Nei sistemi di ecommerce si raccolgono dati personali comuni, ma soprattutto dati “sensibili”, quali prodotti acquistati e prezzi, nonché dati di pagamento, come Iban e carte di credito. Peraltro, si possono registrare anche errori nella raccolta degli ordinativi, nell’approntamento e nella consegna dei prodotti, oppure nei successivi adempimenti amministrativi.

Non va inoltre dimenticato che l’utilizzo delle piattaforme tecnologiche web è una componente basilare, simile nell’accessibilità ad un negozio tradizionale: se la saracinesca è chiusa non si vende e, soprattutto, si rischia di compromettere l’immagine nei confronti della clientela.

 

Quali misure di sicurezza adottare per evitare i rischi?

Le aziende che danno garanzie, cercando di attirare chi vuole effettuare acquisiti online, devono cercare di avere piattaforme e-commerce “sicure”. Per questo, è anzitutto opportuno che puntino sulla formazione del personale in merito a regole e comportamenti tesi a garantire la sicurezza del cliente. Tra i consigli che si possono dare alle imprese, ricordiamo:

  • valutare la possibilità di adottare misure di sicurezza fin dalla progettazione, sulla base delle necessarie valutazioni di rischio
  • adottare adeguate prassi nella realizzazione e manutenzione delle applicazioni, assicurando lo svolgimento di adeguati test prima della messa in esercizio del sistema
  • porre la massima attenzione alle misure di base di sicurezza informatica
  • utilizzare password “robuste”
  • effettuare regolari back up
  • aggiornare frequentemente il software
  • installare antivirus sui dispositivi (pc, tablet, smartphones, eccetera) e sui server
  • formare i dipendenti sulla sicurezza delle informazioni, con particolare attenzione alle possibili minacce da “phising”
  • applicare solide misure di cybersecurity.
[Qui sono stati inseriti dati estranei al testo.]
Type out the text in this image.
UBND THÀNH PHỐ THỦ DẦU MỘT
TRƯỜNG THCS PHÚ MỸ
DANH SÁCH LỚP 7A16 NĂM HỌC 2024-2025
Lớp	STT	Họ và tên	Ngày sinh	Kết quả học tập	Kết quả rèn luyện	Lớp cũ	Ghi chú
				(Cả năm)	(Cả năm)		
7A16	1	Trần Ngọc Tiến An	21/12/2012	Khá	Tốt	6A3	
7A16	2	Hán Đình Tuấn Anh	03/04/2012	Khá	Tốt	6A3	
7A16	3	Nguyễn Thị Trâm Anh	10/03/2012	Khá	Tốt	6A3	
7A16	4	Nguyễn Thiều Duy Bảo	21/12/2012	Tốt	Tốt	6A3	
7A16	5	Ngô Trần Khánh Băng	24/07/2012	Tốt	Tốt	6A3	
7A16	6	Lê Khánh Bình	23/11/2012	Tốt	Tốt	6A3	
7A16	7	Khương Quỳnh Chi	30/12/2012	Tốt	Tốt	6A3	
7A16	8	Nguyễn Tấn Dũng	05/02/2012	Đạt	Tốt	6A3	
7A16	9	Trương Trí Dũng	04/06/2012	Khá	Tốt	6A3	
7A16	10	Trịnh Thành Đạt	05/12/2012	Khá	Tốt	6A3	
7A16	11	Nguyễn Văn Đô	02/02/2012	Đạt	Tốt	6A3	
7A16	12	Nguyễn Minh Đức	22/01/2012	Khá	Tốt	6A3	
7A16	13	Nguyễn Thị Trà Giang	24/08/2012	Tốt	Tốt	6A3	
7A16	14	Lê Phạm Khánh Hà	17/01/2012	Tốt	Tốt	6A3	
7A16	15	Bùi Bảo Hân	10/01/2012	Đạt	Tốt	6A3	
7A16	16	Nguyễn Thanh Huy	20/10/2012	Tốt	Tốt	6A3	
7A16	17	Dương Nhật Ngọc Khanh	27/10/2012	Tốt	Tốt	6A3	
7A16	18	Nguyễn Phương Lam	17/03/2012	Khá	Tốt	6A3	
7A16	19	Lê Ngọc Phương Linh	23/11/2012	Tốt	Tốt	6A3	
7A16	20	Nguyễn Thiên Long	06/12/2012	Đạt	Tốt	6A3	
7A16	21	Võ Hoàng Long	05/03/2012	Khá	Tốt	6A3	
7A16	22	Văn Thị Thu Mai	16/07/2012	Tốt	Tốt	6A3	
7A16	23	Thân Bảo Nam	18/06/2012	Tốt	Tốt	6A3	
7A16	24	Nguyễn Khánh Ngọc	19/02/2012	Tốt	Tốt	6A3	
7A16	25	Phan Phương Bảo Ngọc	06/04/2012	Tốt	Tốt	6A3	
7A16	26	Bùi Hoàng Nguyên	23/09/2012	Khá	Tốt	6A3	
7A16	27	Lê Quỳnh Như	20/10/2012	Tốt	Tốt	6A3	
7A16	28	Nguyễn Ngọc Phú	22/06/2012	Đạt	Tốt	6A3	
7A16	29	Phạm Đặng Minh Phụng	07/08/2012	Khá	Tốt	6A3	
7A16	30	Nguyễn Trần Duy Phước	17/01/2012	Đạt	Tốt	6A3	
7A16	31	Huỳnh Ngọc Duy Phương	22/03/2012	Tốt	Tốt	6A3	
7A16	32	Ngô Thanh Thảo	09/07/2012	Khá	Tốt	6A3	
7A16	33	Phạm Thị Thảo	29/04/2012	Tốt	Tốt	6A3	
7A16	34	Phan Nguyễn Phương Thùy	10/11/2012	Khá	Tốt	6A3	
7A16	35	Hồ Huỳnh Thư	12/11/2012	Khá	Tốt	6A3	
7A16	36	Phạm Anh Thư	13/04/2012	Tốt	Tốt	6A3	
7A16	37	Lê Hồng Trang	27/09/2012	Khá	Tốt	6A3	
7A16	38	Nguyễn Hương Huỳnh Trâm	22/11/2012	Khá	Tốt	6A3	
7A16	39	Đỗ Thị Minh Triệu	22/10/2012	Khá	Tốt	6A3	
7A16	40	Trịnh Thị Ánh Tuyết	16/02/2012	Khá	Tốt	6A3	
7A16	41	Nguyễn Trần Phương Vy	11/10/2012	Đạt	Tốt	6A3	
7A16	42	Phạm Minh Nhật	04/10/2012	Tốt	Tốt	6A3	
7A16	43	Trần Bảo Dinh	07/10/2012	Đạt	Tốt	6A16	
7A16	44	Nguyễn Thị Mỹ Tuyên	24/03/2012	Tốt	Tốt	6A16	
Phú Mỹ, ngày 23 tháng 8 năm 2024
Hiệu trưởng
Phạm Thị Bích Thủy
L’insieme di queste azioni (che non è comunque esaustivo) costituisce un’efficace barriera alle frodi e agli attacchi di hackers che, nella maggior parte dei casi, riescono a centrare il loro obiettivo criminale proprio sfruttando le criticità dei sistemi di sicurezza. Per questo motivo, l’azienda che decide di utilizzare l’ecommerce deve agire per rendere questi sistemi invincibili attraverso azioni precise e mirate.